On retrouve ce phénomène partout, y compris en Europe. Nicolas Sarkozy, par exemple, était un pur national-libéral : national pour les pauvres et libéral pour les riches. Il était adepte de l’argent et du capitalisme qui traversent les frontières, mais en même temps chantre de l’identité et la lutte contre l’immigration. Le Premier ministre turc, Recep Tayyip Erdogan, est aussi un exemple intéressant. Il est l’incarnation du nationalisme turc, mais se présente comme le héros du néolibéralisme et du capitalisme. Au Maroc, le PJD est sur la même ligne, avec une politique économique néolibérale et capitaliste et un référentiel nationaliste et conservateur.
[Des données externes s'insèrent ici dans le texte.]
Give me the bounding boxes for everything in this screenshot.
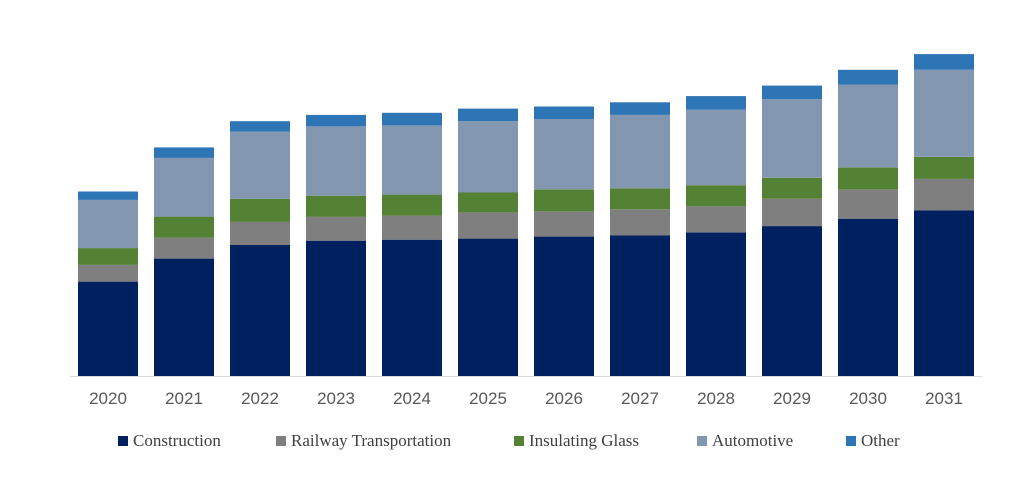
legend-label: Construction xyxy=(133,431,221,450)
bar-segment-2020-railway-transportation xyxy=(78,264,138,282)
bar-segment-2026-insulating-glass xyxy=(534,189,594,212)
bars-group xyxy=(78,54,974,376)
bar-segment-2031-railway-transportation xyxy=(914,178,974,211)
bar-segment-2026-railway-transportation xyxy=(534,211,594,237)
bar-segment-2025-construction xyxy=(458,238,518,376)
x-tick-label: 2029 xyxy=(773,389,811,408)
bar-segment-2021-other xyxy=(154,147,214,158)
bar-segment-2022-railway-transportation xyxy=(230,221,290,245)
bar-segment-2023-insulating-glass xyxy=(306,195,366,217)
bar-segment-2027-other xyxy=(610,102,670,115)
bar-segment-2025-railway-transportation xyxy=(458,212,518,239)
bar-segment-2027-railway-transportation xyxy=(610,209,670,236)
bar-segment-2022-automotive xyxy=(230,131,290,199)
legend-label: Railway Transportation xyxy=(291,431,452,450)
bar-segment-2028-automotive xyxy=(686,109,746,186)
bar-segment-2029-railway-transportation xyxy=(762,198,822,227)
bar-segment-2022-other xyxy=(230,121,290,132)
bar-segment-2027-automotive xyxy=(610,114,670,189)
legend-item-railway-transportation: Railway Transportation xyxy=(276,431,451,451)
bar-segment-2028-construction xyxy=(686,232,746,376)
bar-segment-2029-other xyxy=(762,85,822,100)
bar-segment-2031-construction xyxy=(914,210,974,376)
bar-segment-2022-construction xyxy=(230,244,290,376)
bar-segment-2025-automotive xyxy=(458,121,518,193)
legend-item-automotive: Automotive xyxy=(697,431,793,451)
bar-segment-2026-automotive xyxy=(534,119,594,190)
x-tick-label: 2024 xyxy=(393,389,431,408)
bar-segment-2030-other xyxy=(838,69,898,85)
bar-segment-2023-other xyxy=(306,114,366,127)
bar-segment-2023-automotive xyxy=(306,126,366,196)
bar-segment-2027-insulating-glass xyxy=(610,188,670,210)
bar-segment-2031-other xyxy=(914,54,974,70)
x-tick-label: 2031 xyxy=(925,389,963,408)
bar-segment-2022-insulating-glass xyxy=(230,198,290,222)
bar-segment-2030-automotive xyxy=(838,84,898,168)
legend-item-insulating-glass: Insulating Glass xyxy=(514,431,639,451)
x-tick-label: 2020 xyxy=(89,389,127,408)
bar-segment-2026-other xyxy=(534,106,594,120)
bar-segment-2024-construction xyxy=(382,239,442,376)
x-tick-label: 2028 xyxy=(697,389,735,408)
x-tick-label: 2022 xyxy=(241,389,279,408)
bar-segment-2030-railway-transportation xyxy=(838,189,898,219)
bar-segment-2024-railway-transportation xyxy=(382,215,442,240)
x-tick-label: 2030 xyxy=(849,389,887,408)
legend-item-other: Other xyxy=(846,431,900,451)
legend-swatch xyxy=(846,436,856,446)
legend-label: Insulating Glass xyxy=(529,431,640,450)
bar-segment-2024-automotive xyxy=(382,125,442,195)
bar-segment-2030-insulating-glass xyxy=(838,167,898,190)
bar-segment-2029-automotive xyxy=(762,99,822,178)
bar-segment-2021-insulating-glass xyxy=(154,216,214,238)
x-tick-label: 2027 xyxy=(621,389,659,408)
bar-segment-2025-other xyxy=(458,108,518,122)
x-tick-label: 2026 xyxy=(545,389,583,408)
bar-segment-2028-other xyxy=(686,96,746,110)
legend-swatch xyxy=(697,436,707,446)
bar-segment-2020-construction xyxy=(78,281,138,376)
legend-label: Automotive xyxy=(712,431,794,450)
x-tick-labels: 2020 2021 2022 2023 2024 2025 2026 2027 2028 2029… xyxy=(89,389,963,408)
bar-segment-2023-railway-transportation xyxy=(306,216,366,241)
bar-segment-2025-insulating-glass xyxy=(458,192,518,213)
bar-segment-2029-construction xyxy=(762,226,822,376)
bar-segment-2024-other xyxy=(382,112,442,126)
chart-legend: Construction Railway Transportation Insula… xyxy=(0,431,1015,455)
bar-segment-2023-construction xyxy=(306,240,366,376)
legend-item-construction: Construction xyxy=(118,431,221,451)
bar-segment-2020-automotive xyxy=(78,199,138,249)
bar-segment-2021-railway-transportation xyxy=(154,237,214,259)
bar-segment-2028-railway-transportation xyxy=(686,206,746,233)
bar-segment-2020-insulating-glass xyxy=(78,248,138,265)
bar-segment-2029-insulating-glass xyxy=(762,177,822,199)
bar-segment-2031-automotive xyxy=(914,69,974,157)
bar-segment-2020-other xyxy=(78,191,138,200)
legend-swatch xyxy=(514,436,524,446)
legend-swatch xyxy=(118,436,128,446)
legend-label: Other xyxy=(861,431,900,450)
x-tick-label: 2023 xyxy=(317,389,355,408)
bar-segment-2030-construction xyxy=(838,218,898,376)
bar-segment-2021-construction xyxy=(154,258,214,376)
x-tick-label: 2021 xyxy=(165,389,203,408)
bar-segment-2026-construction xyxy=(534,236,594,376)
x-tick-label: 2025 xyxy=(469,389,507,408)
bar-segment-2021-automotive xyxy=(154,157,214,217)
bar-segment-2024-insulating-glass xyxy=(382,194,442,216)
legend-swatch xyxy=(276,436,286,446)
bar-segment-2031-insulating-glass xyxy=(914,156,974,179)
bar-segment-2028-insulating-glass xyxy=(686,185,746,207)
bar-segment-2027-construction xyxy=(610,235,670,376)
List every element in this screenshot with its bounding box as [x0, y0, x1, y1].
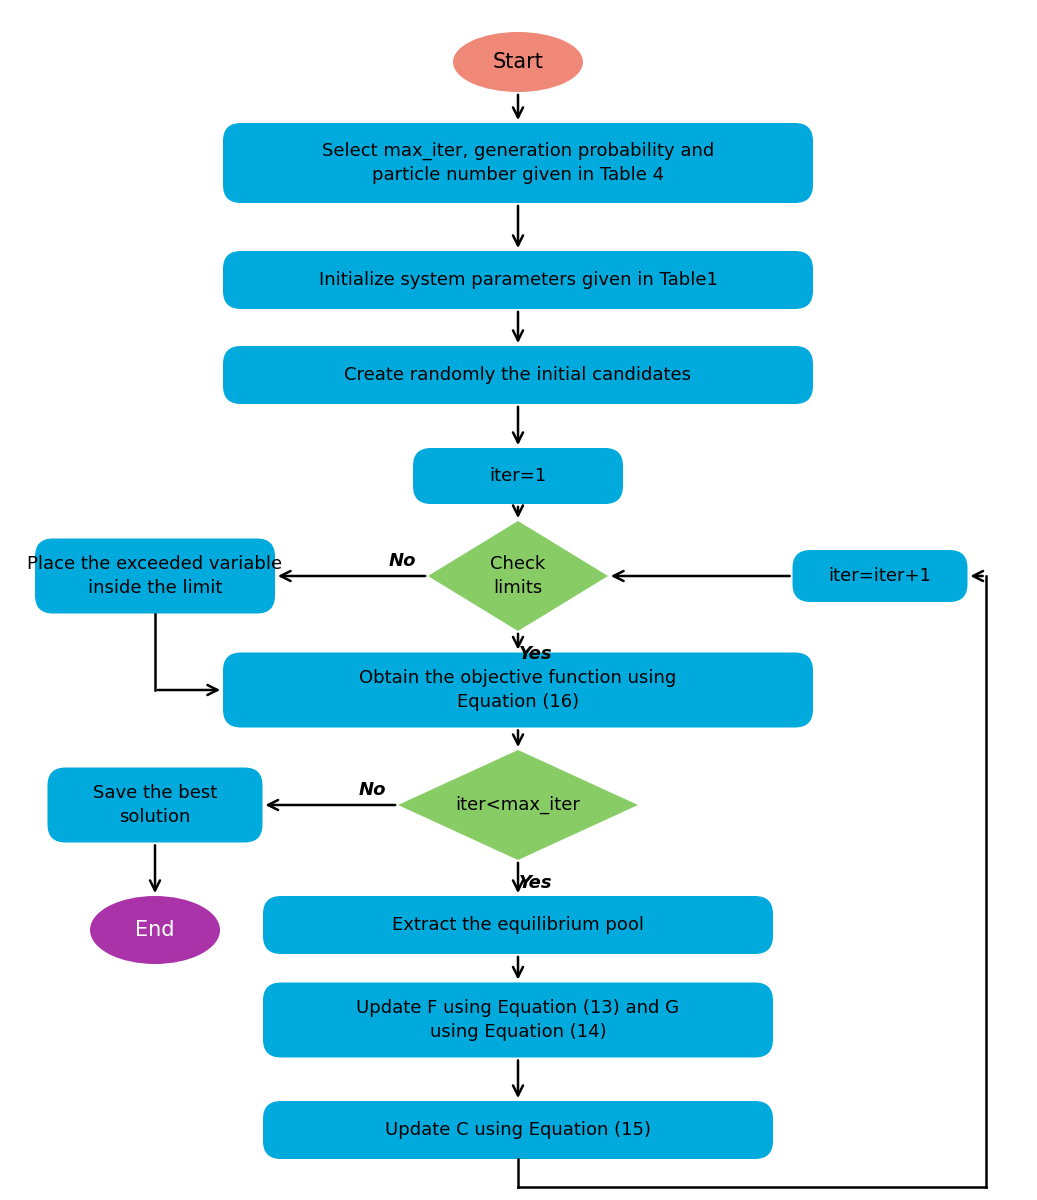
Text: No: No — [359, 781, 386, 799]
FancyBboxPatch shape — [223, 346, 813, 404]
Text: Yes: Yes — [520, 646, 553, 662]
FancyBboxPatch shape — [263, 1102, 773, 1159]
Polygon shape — [398, 750, 638, 860]
Text: Start: Start — [493, 52, 543, 72]
Text: iter=1: iter=1 — [489, 467, 546, 485]
Text: No: No — [389, 552, 416, 570]
Ellipse shape — [90, 896, 220, 964]
FancyBboxPatch shape — [223, 122, 813, 203]
Polygon shape — [428, 521, 608, 631]
FancyBboxPatch shape — [413, 448, 623, 504]
Text: Create randomly the initial candidates: Create randomly the initial candidates — [344, 366, 692, 384]
Text: Save the best
solution: Save the best solution — [93, 785, 217, 826]
FancyBboxPatch shape — [263, 896, 773, 954]
Text: Check
limits: Check limits — [491, 556, 545, 596]
Text: Yes: Yes — [520, 874, 553, 892]
Text: iter=iter+1: iter=iter+1 — [829, 566, 931, 584]
Ellipse shape — [453, 32, 583, 92]
Text: End: End — [135, 920, 175, 940]
FancyBboxPatch shape — [35, 539, 275, 613]
Text: Initialize system parameters given in Table1: Initialize system parameters given in Ta… — [318, 271, 718, 289]
FancyBboxPatch shape — [792, 550, 968, 602]
Text: iter<max_iter: iter<max_iter — [455, 796, 581, 814]
FancyBboxPatch shape — [263, 983, 773, 1057]
Text: Place the exceeded variable
inside the limit: Place the exceeded variable inside the l… — [27, 556, 282, 596]
FancyBboxPatch shape — [223, 251, 813, 308]
Text: Select max_iter, generation probability and
particle number given in Table 4: Select max_iter, generation probability … — [321, 142, 714, 184]
Text: Update F using Equation (13) and G
using Equation (14): Update F using Equation (13) and G using… — [357, 1000, 679, 1040]
FancyBboxPatch shape — [48, 768, 262, 842]
Text: Extract the equilibrium pool: Extract the equilibrium pool — [392, 916, 644, 934]
Text: Obtain the objective function using
Equation (16): Obtain the objective function using Equa… — [360, 670, 676, 710]
FancyBboxPatch shape — [223, 653, 813, 727]
Text: Update C using Equation (15): Update C using Equation (15) — [385, 1121, 651, 1139]
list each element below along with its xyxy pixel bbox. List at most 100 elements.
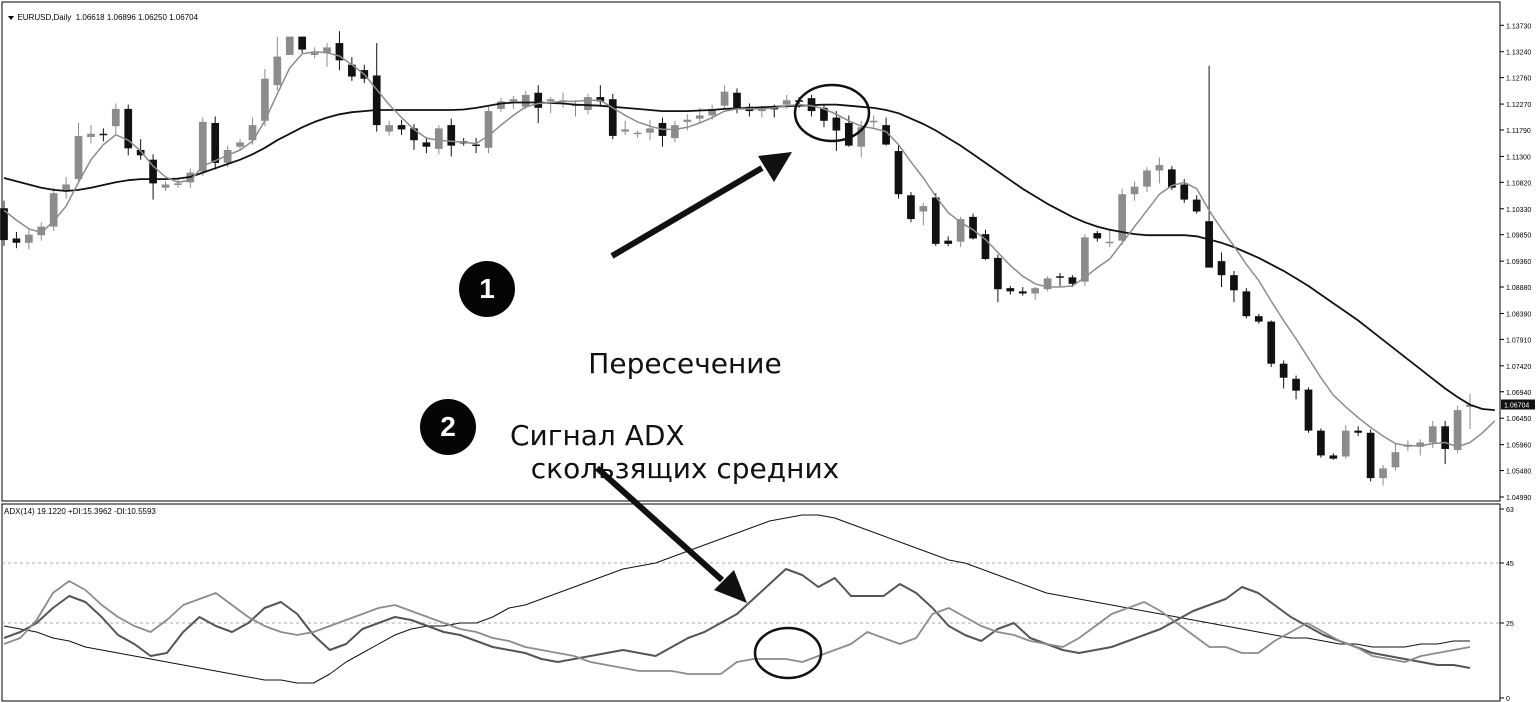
adx-tick-label: 63: [1506, 507, 1514, 514]
price-tick-label: 1.07910: [1506, 337, 1531, 344]
candle-body: [1453, 410, 1462, 451]
candle-body: [472, 144, 480, 147]
annotation-label-1-line1: Пересечение: [588, 347, 782, 380]
collapse-triangle-icon[interactable]: [8, 15, 15, 20]
candle-body: [1155, 165, 1164, 171]
candle-body: [969, 216, 977, 239]
candle-body: [596, 97, 605, 102]
candle-body: [907, 195, 915, 220]
candle-body: [956, 219, 965, 242]
candle-body: [820, 107, 828, 121]
candle-body: [397, 125, 406, 130]
candle-body: [1205, 221, 1213, 268]
candle-body: [882, 125, 890, 145]
candle-body: [584, 97, 592, 111]
candle-body: [37, 226, 46, 236]
price-tick-label: 1.13730: [1506, 23, 1531, 30]
candle-body: [87, 133, 95, 137]
candle-body: [62, 184, 70, 190]
candle-body: [546, 99, 555, 102]
candle-body: [1304, 389, 1313, 431]
candle-body: [894, 151, 903, 195]
candle-body: [671, 125, 679, 139]
arrow-2-head-icon: [714, 570, 747, 603]
candle-body: [1242, 291, 1251, 317]
candle-body: [1043, 278, 1052, 290]
candle-body: [1279, 363, 1288, 378]
candle-body: [298, 36, 307, 50]
candle-body: [919, 206, 928, 212]
price-tick-label: 1.08880: [1506, 285, 1531, 292]
candle-body: [1018, 291, 1027, 294]
last-price-label: 1.06704: [1504, 402, 1529, 409]
price-tick-label: 1.13240: [1506, 50, 1531, 57]
annotation-shapes: [594, 83, 871, 680]
candle-body: [12, 238, 21, 243]
price-tick-label: 1.04990: [1506, 495, 1531, 502]
candle-body: [1056, 276, 1064, 278]
candle-body: [1329, 455, 1338, 459]
adx-tick-label: 45: [1506, 561, 1514, 568]
candle-body: [994, 257, 1002, 290]
candle-body: [608, 99, 617, 136]
arrow-1-head-icon: [758, 152, 792, 182]
candle-body: [720, 91, 729, 106]
price-tick-label: 1.11300: [1506, 154, 1531, 161]
adx-tick-label: 0: [1506, 696, 1510, 703]
ohlc-values: 1.06618 1.06896 1.06250 1.06704: [75, 13, 199, 22]
candle-body: [1317, 430, 1325, 456]
candlestick-series: [0, 31, 1474, 486]
badge-1: 1: [459, 261, 515, 317]
adx-header: ADX(14) 19.1220 +DI:15.3962 -DI:10.5593: [4, 507, 156, 516]
candle-body: [1254, 316, 1263, 322]
candle-body: [1441, 426, 1450, 449]
minus-di-line: [3, 580, 1471, 675]
price-tick-label: 1.05960: [1506, 443, 1531, 450]
candle-body: [1118, 194, 1126, 241]
candle-body: [1130, 186, 1139, 195]
price-tick-label: 1.05480: [1506, 469, 1531, 476]
candle-body: [1093, 233, 1102, 239]
candle-body: [931, 197, 940, 244]
candle-body: [484, 111, 493, 148]
price-tick-label: 1.08390: [1506, 311, 1531, 318]
candle-body: [0, 208, 8, 241]
candle-body: [832, 117, 841, 131]
candle-body: [1006, 288, 1015, 292]
candle-body: [273, 56, 282, 86]
crossover-circle-1: [793, 83, 871, 143]
price-tick-label: 1.10330: [1506, 207, 1531, 214]
candle-body: [74, 135, 83, 180]
candle-body: [111, 108, 120, 127]
price-tick-label: 1.11790: [1506, 128, 1531, 135]
candle-body: [646, 128, 654, 133]
candle-body: [49, 193, 58, 227]
candle-body: [1081, 237, 1089, 282]
main-pane-border: [1, 1, 1501, 502]
candle-body: [1341, 430, 1350, 457]
candle-body: [149, 159, 157, 184]
candle-body: [136, 149, 145, 156]
candle-body: [1267, 321, 1276, 364]
candle-body: [434, 128, 443, 149]
candle-body: [695, 115, 704, 119]
adx-line: [3, 514, 1470, 684]
main-chart-header: EURUSD,Daily 1.06618 1.06896 1.06250 1.0…: [4, 4, 198, 22]
candle-body: [99, 133, 108, 136]
candle-body: [1068, 277, 1077, 284]
candle-body: [335, 43, 344, 61]
candle-body: [1192, 199, 1201, 212]
candle-body: [1217, 261, 1226, 276]
candle-body: [198, 121, 207, 172]
candle-body: [857, 127, 866, 147]
adx-level-lines: [2, 562, 1500, 624]
candle-body: [1167, 169, 1176, 188]
pane-frames: [1, 1, 1501, 702]
price-tick-label: 1.12760: [1506, 76, 1531, 83]
candle-body: [261, 78, 269, 121]
slow-ma-line: [3, 101, 1495, 411]
arrow-1-shaft: [610, 165, 764, 259]
candle-body: [782, 100, 791, 105]
candle-body: [161, 184, 170, 188]
price-tick-label: 1.06940: [1506, 390, 1531, 397]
Comment expliquer alors cette montée actuelle des islamistes, qui se manifeste par leur arrivée au pouvoir dans plusieurs pays ?
Au fil des années, ce courant a pu cristalliser les transformations sociales majeures des sociétés musulmanes : l’urbanisation, l’évolution du champ universitaire, la libéralisation économique… Les partis islamistes ont repris également le flambeau du nationalisme arabe, après son effondrement, notamment dans la confrontation avec Israël. Les deux meilleurs exemples sont le Hamas et le Hezbollah, qui sont devenus des symboles de résistance et de défense de la souveraineté nationale. Mais le retour du religieux n’est pas un phénomène exclusivement musulman. On le retrouve dans beaucoup de pays, y compris en Europe. En Allemagne par exemple, Angela Merkel et les conservateurs utilisent le répertoire des valeurs familiales, de la même manière que les islamistes en font usage.
Est-ce un échec de la greffe de la modernité dans le monde arabo-musulman ?
Je crois qu’on y a procédé d’une mauvaise manière. Dans certains pays musulmans, il y a eu des régimes autoritaires qui ont tenté d’imposer une vision séculariste de la modernité. Ils ont procédé alors à la fermeture d’institutions théologiques et interdit des signes extérieurs de religiosité. Mais quand ces régimes se sont effondrés, la nature est revenue au galop. Les gens se sont empressés d’exprimer cette religiosité brimée par la coercition et la répression. On a nié l’évidence en voulant imposer une modernité séculariste à des sociétés qui continuaient d’éprouver des sentiments religieux.
Mais il y a aussi le poids de l’histoire et l’affaiblissement des élites au pouvoir…
Effectivement. Les électeurs ont confié leur vote à des partis qui paraissaient vierges et en plus réprimés pendant des années, comme c’est le cas en Tunisie. Le parti Ennahda apparaissait comme exempt de tout reproche de corruption ou de compromission avec le régime déchu. Ça a joué aussi en Turquie, où les électeurs ont donné une chance à des élites longtemps marginalisées et regardées avec condescendance par les élites modernistes et laïques. En Turquie, on assistait à une véritable « revanche des ploucs ». L’AKP est arrivé au pouvoir non pas parce que les Turcs sont devenus tous islamistes, mais parce qu’il y avait une envie de virer une ancienne élite et la remplacer par une autre. C’est aussi valable sous d’autres cieux.
PROFIL
1950. Voit le jour à Boulogne-Billancourt.
1980. Fonde la revue Politique africaine.
1994. Dirige le Centre d’études et de recherches internationales de Sciences Po Paris.
2014. Chapeaute la chaire d’études africaines à l’université Mohammed VI Polytechnique.